Dios nunca va a forzar a nadie a amarle. El proveerá las circunstancias para persuadir a una persona, El la expondrá a Su Palabra para darle la oportunidad, e inclusive, permitirá que el Espíritu Santo le dé convicción de pecado lo cual va más allá de lo que pueda sentir la conciencia de una persona, pero nunca obligará a un ser a que le ame. Todo es libre albedrio. Esto dice la Palabra, y nos explica muy claramente como es que se cumple: Porque muy cerca de ti está la palabra, en tu boca y en tu corazón, para que la cumplas. Mira, yo he puesto delante de ti hoy la vida y el bien, la muerte y el mal; porque yo te mando hoy que ames a Jehová tu Dios, que andes en sus caminos, y guardes sus mandamientos, sus estatutos y sus decretos, para que vivas y seas multiplicado, y Jehová tu Dios te bendiga en la tierra a la cual entras para tomar posesión de ella. Mas si tu corazón se apartare y no oyeres, y te dejares extraviar, y te inclinares a dioses ajenos y les sirvieres, yo os protesto hoy que de cierto pereceréis; no prolongaréis vuestros días sobre la tierra adonde vais, pasando el Jordán, para entrar en posesión de ella. A los cielos y a la tierra llamo por testigos hoy contra vosotros, que os he puesto delante la vida y la muerte, la bendición y la maldición... Deuteronomio 30:14-19a. Muy sencillamente, toda la Palabra se cumple, pero basado en la decisión de un ser.

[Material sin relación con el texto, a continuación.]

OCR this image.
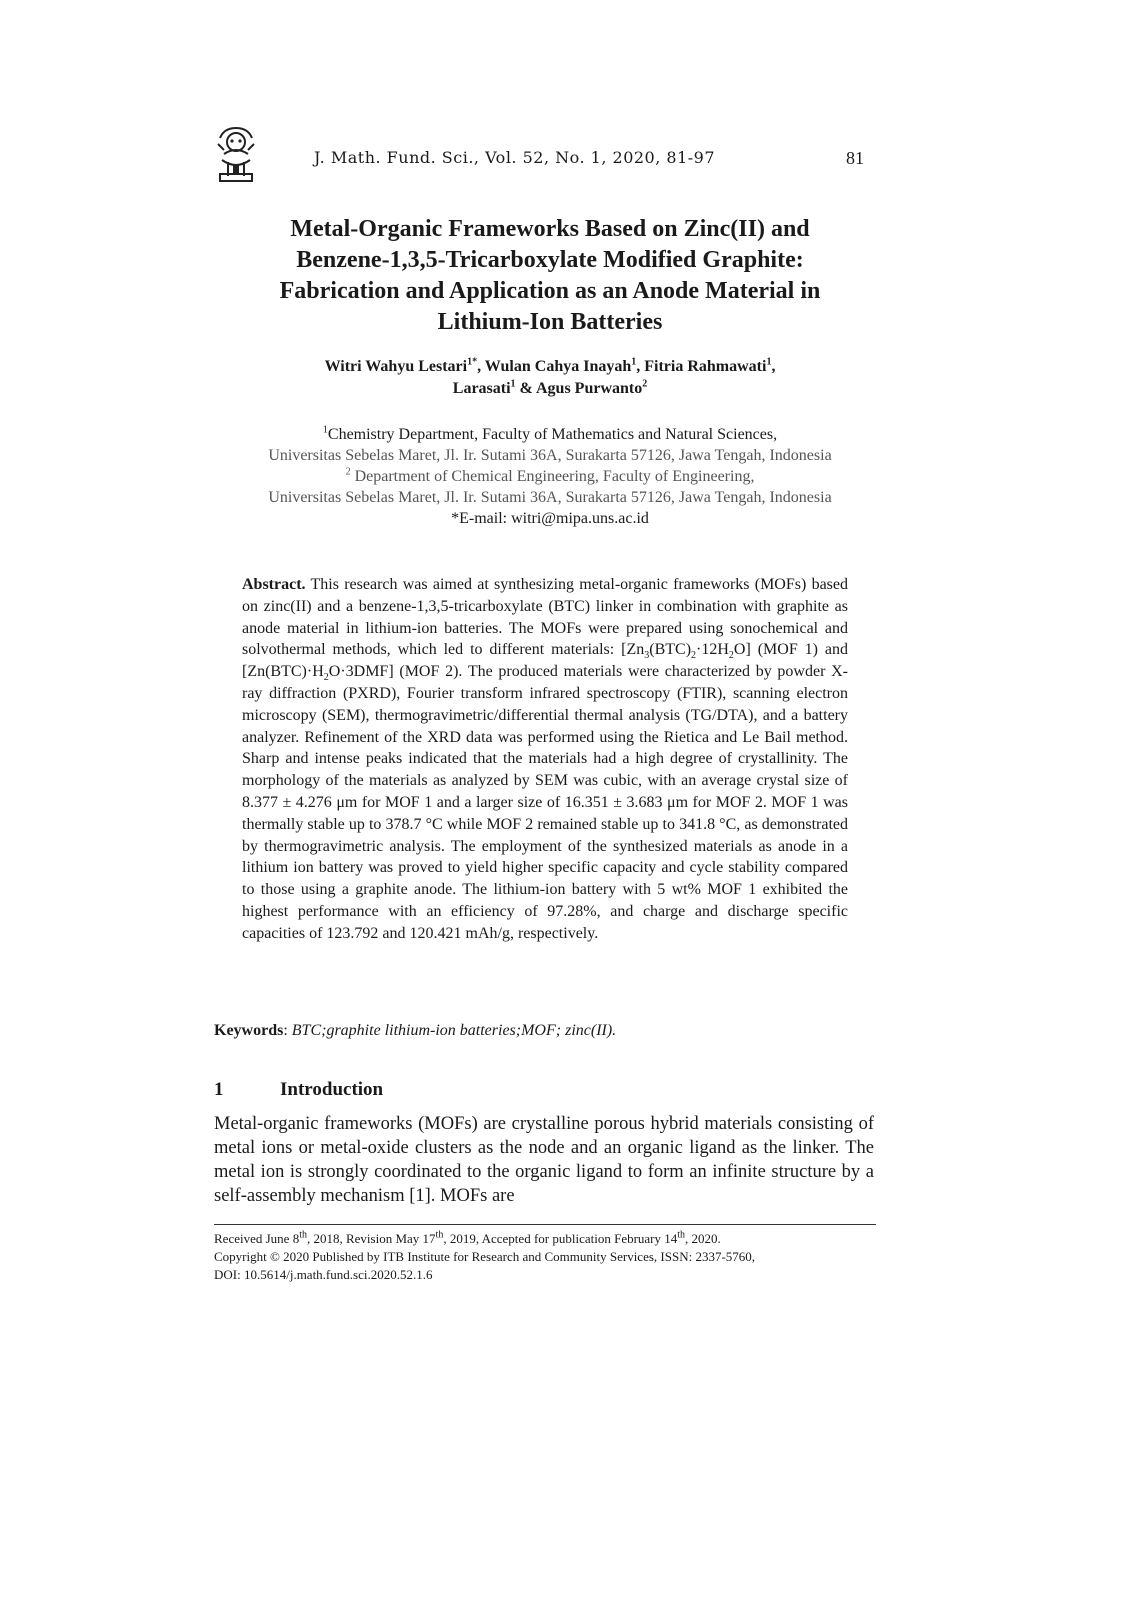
J. Math. Fund. Sci., Vol. 52, No. 1, 2020, 81-97	81
Metal-Organic Frameworks Based on Zinc(II) and
Benzene-1,3,5-Tricarboxylate Modified Graphite:
Fabrication and Application as an Anode Material in
Lithium-Ion Batteries
Witri Wahyu Lestari$^{1*}$, Wulan Cahya Inayah$^1$, Fitria Rahmawati$^1$,
Larasati$^1$ & Agus Purwanto$^2$
$^1$Chemistry Department, Faculty of Mathematics and Natural Sciences,
Universitas Sebelas Maret, Jl. Ir. Sutami 36A, Surakarta 57126, Jawa Tengah, Indonesia
$^2$ Department of Chemical Engineering, Faculty of Engineering,
Universitas Sebelas Maret, Jl. Ir. Sutami 36A, Surakarta 57126, Jawa Tengah, Indonesia
*E-mail: witri@mipa.uns.ac.id
Abstract. This research was aimed at synthesizing metal-organic frameworks (MOFs) based on zinc(II) and a benzene-1,3,5-tricarboxylate (BTC) linker in combination with graphite as anode material in lithium-ion batteries. The MOFs were prepared using sonochemical and solvothermal methods, which led to different materials: $[Zn_3(BTC)_2\cdot 12H_2O]$ (MOF 1) and $[Zn(BTC)\cdot H_2O\cdot 3DMF]$ (MOF 2). The produced materials were characterized by powder X-ray diffraction (PXRD), Fourier transform infrared spectroscopy (FTIR), scanning electron microscopy (SEM), thermogravimetric/differential thermal analysis (TG/DTA), and a battery analyzer. Refinement of the XRD data was performed using the Rietica and Le Bail method. Sharp and intense peaks indicated that the materials had a high degree of crystallinity. The morphology of the materials as analyzed by SEM was cubic, with an average crystal size of 8.377 ± 4.276 μm for MOF 1 and a larger size of 16.351 ± 3.683 μm for MOF 2. MOF 1 was thermally stable up to 378.7 °C while MOF 2 remained stable up to 341.8 °C, as demonstrated by thermogravimetric analysis. The employment of the synthesized materials as anode in a lithium ion battery was proved to yield higher specific capacity and cycle stability compared to those using a graphite anode. The lithium-ion battery with 5 wt% MOF 1 exhibited the highest performance with an efficiency of 97.28%, and charge and discharge specific capacities of 123.792 and 120.421 mAh/g, respectively.
Keywords: BTC;graphite lithium-ion batteries;MOF; zinc(II).
1	Introduction
Metal-organic frameworks (MOFs) are crystalline porous hybrid materials consisting of metal ions or metal-oxide clusters as the node and an organic ligand as the linker. The metal ion is strongly coordinated to the organic ligand to form an infinite structure by a self-assembly mechanism [1]. MOFs are
Received June 8th, 2018, Revision May 17th, 2019, Accepted for publication February 14th, 2020.
Copyright © 2020 Published by ITB Institute for Research and Community Services, ISSN: 2337-5760,
DOI: 10.5614/j.math.fund.sci.2020.52.1.6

Así que, Dios permite todas las cosas que suceden hoy y que sucederán en el futuro para lidiar con el hombre, sea por el pecado que aún está en Su pueblo, para limpiarlo, como con aquel que rehúsa aceptar al Señor. Al Señor le debemos todo: nuestra existencia y todo lo que eso envuelve, y nuestra salvación, y los que hemos decidido seguirle como Señor. Dios lidia con muchas cosas a la vez para que finalmente se cumpla lo establecido: Su Palabra. Entonces, ¿Seguirás al Señor para vida eterna, o no le tratarás como El se lo merece, y así recibir el justo castigo eterno? ¡Qué el Señor les bendiga! John ¡Dios bendiga a Israel!